Concern about defaults
There’s at least one main reason the high-yield bond market has taken such a beating. A lot of the issues originate from high-tech companies that had to pay premium interest rates to raise money. With the NASDAQ meltdown, many investors are becoming increasingly concerned about defaults-where companies are unable to meet their interest payments or even to repay principal. This would leave invests holding worthless paper.
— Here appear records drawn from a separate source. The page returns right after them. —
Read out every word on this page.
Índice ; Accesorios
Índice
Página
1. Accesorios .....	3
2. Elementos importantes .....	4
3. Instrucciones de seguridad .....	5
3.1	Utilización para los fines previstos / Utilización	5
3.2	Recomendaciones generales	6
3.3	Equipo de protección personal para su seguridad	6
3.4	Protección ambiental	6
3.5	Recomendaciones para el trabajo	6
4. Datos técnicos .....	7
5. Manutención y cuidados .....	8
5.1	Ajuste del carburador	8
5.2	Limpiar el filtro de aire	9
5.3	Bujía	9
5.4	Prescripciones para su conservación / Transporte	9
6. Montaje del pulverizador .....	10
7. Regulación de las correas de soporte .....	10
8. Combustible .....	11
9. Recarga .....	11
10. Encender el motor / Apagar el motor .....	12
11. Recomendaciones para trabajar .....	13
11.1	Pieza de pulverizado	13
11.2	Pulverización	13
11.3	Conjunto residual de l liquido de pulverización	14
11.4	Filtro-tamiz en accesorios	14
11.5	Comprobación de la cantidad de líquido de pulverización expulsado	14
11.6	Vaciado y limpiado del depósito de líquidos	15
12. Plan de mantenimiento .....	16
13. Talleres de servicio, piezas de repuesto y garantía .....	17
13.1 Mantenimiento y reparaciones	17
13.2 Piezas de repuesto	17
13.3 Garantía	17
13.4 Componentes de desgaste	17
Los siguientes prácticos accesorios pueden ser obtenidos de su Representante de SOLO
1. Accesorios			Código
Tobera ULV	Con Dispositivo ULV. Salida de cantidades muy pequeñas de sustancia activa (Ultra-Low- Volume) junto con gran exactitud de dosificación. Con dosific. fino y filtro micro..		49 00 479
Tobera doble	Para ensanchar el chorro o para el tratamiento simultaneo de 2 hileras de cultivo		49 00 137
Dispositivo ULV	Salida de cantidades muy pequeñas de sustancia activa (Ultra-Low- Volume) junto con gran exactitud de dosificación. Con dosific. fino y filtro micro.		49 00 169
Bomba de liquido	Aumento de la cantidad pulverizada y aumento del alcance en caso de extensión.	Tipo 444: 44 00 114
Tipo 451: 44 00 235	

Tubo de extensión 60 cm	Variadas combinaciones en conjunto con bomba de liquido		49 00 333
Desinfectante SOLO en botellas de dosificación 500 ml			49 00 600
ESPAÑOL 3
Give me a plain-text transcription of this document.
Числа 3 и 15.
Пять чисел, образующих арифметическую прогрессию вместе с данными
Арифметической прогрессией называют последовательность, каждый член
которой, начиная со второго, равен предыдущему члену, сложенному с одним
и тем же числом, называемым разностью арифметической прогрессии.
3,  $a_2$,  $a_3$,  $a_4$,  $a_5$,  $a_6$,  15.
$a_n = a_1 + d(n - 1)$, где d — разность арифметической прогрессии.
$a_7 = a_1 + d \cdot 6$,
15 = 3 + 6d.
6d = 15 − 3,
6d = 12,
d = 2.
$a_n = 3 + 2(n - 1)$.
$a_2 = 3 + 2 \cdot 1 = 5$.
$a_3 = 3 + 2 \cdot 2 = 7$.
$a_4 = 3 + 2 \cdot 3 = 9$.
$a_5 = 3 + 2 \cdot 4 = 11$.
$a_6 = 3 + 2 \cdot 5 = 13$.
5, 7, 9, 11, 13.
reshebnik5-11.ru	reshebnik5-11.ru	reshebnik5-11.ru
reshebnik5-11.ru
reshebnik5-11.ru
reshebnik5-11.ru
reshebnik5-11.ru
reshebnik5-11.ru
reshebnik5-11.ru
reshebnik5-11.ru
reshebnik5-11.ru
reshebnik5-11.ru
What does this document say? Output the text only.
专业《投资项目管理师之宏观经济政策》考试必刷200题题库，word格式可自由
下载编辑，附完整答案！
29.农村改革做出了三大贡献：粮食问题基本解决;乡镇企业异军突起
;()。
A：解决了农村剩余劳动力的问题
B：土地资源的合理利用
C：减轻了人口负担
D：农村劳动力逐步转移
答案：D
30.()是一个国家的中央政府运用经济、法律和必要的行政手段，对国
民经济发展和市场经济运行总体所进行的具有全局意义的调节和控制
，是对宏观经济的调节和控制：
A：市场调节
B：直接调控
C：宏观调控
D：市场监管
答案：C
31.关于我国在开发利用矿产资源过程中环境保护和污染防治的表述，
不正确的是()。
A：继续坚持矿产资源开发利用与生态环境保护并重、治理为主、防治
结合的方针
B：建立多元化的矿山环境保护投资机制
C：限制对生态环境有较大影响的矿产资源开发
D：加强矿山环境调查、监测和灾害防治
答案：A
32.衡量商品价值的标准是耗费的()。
That’s always a risk in the high-yield bond market. As a result, there has been a stampede away from tech issues in particular and, in general, from any company that doesn’t have solid, predictable cash flow.

How bad is it?
Knight points out that the high-yield bond index in the U.S. is currently yielding more than 800 basis points (eight percentage points) more than U.S. Treasury bonds. The last time the spread was that great was in September 1991, when the default rate was running at 10.5 per cent. The current default rate is 4 per cent, with Moody’s forecasting 7 per cent for this year.

The spread in Canada is only slightly less. The Merrill Lynch Global High Yield Index currently yields 13.1 per cent, which is 735 basis points over Canada bonds.

What happens next?
It could get worse before it gets better. But Knight believes we’re getting close to bottom. He expects the U.S. Federal Reserve Board to begin lowering interest rates next year, after first shifting to a neutral stance from its present tightening bias. That will start to ease the pressure on the high-yield bond market. As well, he does not see any sign of a recession on the horizon. That would be devastating news for high-yield bonds because it would greatly increase the default risk.

Knight has been doing some homework, looking at what happened the last time spreads reached levels like this. In the year after September 30, 1991, he says the return on the U.S. high-yield bond index was 22.2 per cent. From that date, the annualized rate of return over the next five years was 13.6 per cent.

Buy low believers
Of course, back in 1991 we were just starting to emerge from a deep recession. Today, we appear to be moving into an economic slowdown – not a recession, probably, but certainly decelerating growth. So the climate is somewhat different.

Nonetheless, if you’re a believer in buy low, sell high, then the present situation does appear to present a buying opportunity – if not right away, then in the coming weeks. The high-yield bond market will turn around, as it always has in the past. What we cannot predict with certainty is the timing.

At the very least, if you hold units in a high-yield bond fund, this is not a time to be thinking about selling. We should be at the bottom or close to it. Next year, matters should start to improve.